A única paragem prolongada aconteceu em Sadeana, citânia de médio porte no extremo Norte do território vetão. Para trás deixavam atalaias, para o caso de serem seguidos pela cavalaria romana.
Esta pausa maior devia-se ao facto de ter sido aquele o local acordado para reunião das últimas tropas que os diferentes povoados de Talamo podiam dispensar. Assim que verificadas as unidades, a concentração de guerreiros ficou aquém do que se esperava. Os factores de instabilidade, originados pelo poder e movimento do inimigo, exigiam contenção com as cedências e cuidados com as defesas dos centros populacionais. Na totalidade, Talauto dispunha de 2500 efectivos para adicionar a quase outros tantos que haviam seguido antes para Ribasdânia.
Nessa noite repousaram um pouco mais, antes de retomarem a viagem. Encontravam-se a cerca de metade do caminho e faziam-no saber aos camaradas que os aguardavam através de sinais de fogo, cujas mensagens saiam do cabeço de Sadeana, passavam por vários pontos de transmissão, até serem recebidos no destino.
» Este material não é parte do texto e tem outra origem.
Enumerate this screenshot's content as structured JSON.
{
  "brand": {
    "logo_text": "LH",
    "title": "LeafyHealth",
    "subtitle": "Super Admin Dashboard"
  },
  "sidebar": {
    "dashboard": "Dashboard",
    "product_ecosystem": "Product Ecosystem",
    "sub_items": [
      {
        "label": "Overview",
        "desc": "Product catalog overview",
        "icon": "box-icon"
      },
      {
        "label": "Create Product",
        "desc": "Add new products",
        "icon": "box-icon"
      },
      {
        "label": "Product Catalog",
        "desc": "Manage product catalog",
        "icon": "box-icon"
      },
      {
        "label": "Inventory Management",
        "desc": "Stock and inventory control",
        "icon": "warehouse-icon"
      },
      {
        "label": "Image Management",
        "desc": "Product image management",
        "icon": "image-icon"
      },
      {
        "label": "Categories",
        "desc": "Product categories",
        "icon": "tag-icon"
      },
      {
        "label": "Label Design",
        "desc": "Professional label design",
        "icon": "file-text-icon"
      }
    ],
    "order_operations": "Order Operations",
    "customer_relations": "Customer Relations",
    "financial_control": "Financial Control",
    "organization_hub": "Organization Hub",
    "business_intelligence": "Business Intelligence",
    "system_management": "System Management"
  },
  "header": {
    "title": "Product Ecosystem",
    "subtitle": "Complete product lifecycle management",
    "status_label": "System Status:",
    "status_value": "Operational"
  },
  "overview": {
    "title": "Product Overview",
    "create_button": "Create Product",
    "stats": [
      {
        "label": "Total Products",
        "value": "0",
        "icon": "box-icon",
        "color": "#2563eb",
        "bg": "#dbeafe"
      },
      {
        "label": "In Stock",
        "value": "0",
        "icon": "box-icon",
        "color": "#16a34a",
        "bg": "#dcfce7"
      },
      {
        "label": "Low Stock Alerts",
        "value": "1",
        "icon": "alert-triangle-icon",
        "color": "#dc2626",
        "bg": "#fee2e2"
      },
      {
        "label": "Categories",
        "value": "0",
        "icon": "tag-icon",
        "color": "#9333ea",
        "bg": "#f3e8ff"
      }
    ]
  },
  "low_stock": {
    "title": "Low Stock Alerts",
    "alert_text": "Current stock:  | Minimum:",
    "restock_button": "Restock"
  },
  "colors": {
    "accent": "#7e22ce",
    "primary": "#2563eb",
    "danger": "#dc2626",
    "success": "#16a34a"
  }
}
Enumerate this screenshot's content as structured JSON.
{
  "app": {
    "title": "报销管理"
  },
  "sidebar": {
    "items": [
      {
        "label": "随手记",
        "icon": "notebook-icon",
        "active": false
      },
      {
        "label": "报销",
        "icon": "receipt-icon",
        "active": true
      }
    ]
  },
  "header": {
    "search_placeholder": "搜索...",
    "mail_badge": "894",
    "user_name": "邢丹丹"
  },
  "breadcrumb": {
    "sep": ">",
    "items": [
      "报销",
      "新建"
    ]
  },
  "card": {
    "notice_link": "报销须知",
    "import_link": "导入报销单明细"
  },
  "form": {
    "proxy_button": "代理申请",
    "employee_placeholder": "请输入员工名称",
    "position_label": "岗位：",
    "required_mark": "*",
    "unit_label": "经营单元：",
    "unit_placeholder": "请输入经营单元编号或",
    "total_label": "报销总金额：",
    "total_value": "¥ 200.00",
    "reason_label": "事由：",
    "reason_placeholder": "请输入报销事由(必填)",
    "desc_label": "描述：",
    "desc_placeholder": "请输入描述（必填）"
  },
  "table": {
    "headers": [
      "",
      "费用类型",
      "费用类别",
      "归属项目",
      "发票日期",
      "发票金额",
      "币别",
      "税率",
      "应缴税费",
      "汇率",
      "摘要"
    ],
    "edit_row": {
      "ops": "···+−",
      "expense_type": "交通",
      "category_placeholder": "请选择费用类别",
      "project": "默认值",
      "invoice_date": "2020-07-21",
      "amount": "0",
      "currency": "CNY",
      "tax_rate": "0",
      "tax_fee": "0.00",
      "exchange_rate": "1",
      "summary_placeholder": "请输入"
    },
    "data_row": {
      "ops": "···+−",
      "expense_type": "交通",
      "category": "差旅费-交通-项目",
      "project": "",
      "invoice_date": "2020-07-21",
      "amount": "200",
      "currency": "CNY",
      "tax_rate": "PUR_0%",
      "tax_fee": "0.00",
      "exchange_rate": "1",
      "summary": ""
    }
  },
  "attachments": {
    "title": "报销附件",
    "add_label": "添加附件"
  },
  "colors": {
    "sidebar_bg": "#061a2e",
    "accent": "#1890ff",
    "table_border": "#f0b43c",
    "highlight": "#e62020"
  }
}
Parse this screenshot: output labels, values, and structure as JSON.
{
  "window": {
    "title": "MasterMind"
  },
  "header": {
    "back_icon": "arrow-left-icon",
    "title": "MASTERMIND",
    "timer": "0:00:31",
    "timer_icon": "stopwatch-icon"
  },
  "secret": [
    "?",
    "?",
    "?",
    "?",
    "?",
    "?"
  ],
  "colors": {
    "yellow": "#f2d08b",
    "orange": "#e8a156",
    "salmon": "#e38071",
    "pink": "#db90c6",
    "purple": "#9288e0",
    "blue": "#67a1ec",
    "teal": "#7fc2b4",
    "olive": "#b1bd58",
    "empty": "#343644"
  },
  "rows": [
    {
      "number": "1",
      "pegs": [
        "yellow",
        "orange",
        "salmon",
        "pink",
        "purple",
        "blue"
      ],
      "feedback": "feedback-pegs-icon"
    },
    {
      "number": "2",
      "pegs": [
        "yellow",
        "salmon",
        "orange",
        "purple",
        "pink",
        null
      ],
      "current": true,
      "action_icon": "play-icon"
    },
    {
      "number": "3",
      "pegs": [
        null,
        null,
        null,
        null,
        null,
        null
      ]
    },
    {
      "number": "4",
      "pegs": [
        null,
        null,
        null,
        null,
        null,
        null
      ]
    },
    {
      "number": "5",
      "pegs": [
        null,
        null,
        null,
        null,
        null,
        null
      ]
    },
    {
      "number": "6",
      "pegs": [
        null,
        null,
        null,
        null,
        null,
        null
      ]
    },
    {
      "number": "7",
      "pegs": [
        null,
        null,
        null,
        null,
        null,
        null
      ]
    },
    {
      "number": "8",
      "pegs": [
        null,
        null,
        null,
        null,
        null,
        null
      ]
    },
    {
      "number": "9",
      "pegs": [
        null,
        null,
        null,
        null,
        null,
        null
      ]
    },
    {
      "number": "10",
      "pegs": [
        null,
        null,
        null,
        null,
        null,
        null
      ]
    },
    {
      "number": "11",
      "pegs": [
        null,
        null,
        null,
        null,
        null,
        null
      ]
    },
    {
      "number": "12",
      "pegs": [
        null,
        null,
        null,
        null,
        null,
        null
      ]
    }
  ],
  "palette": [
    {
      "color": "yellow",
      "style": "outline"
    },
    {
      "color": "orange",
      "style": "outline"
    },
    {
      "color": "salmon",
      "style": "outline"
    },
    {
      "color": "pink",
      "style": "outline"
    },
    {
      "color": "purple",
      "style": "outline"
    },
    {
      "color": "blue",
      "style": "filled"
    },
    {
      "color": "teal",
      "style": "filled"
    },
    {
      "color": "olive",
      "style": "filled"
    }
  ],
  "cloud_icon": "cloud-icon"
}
Sobretudo Alépio ansiava por notícias. Empenhava-se com grande autonomia na preparação das defesas, todavia era imprescindível a presença de Talauto, como chefe militar vetão. Talamo, dada a idade, já não se envolvia há muito, directamente, nas questões da guerra.
Exaustos e moídos de tanto balouçar no lombo das montadas, estenderam-se num dos terraços a contemplar as planícies do termo de Sadeana, iluminadas pelo atrevido luar do estio adulto.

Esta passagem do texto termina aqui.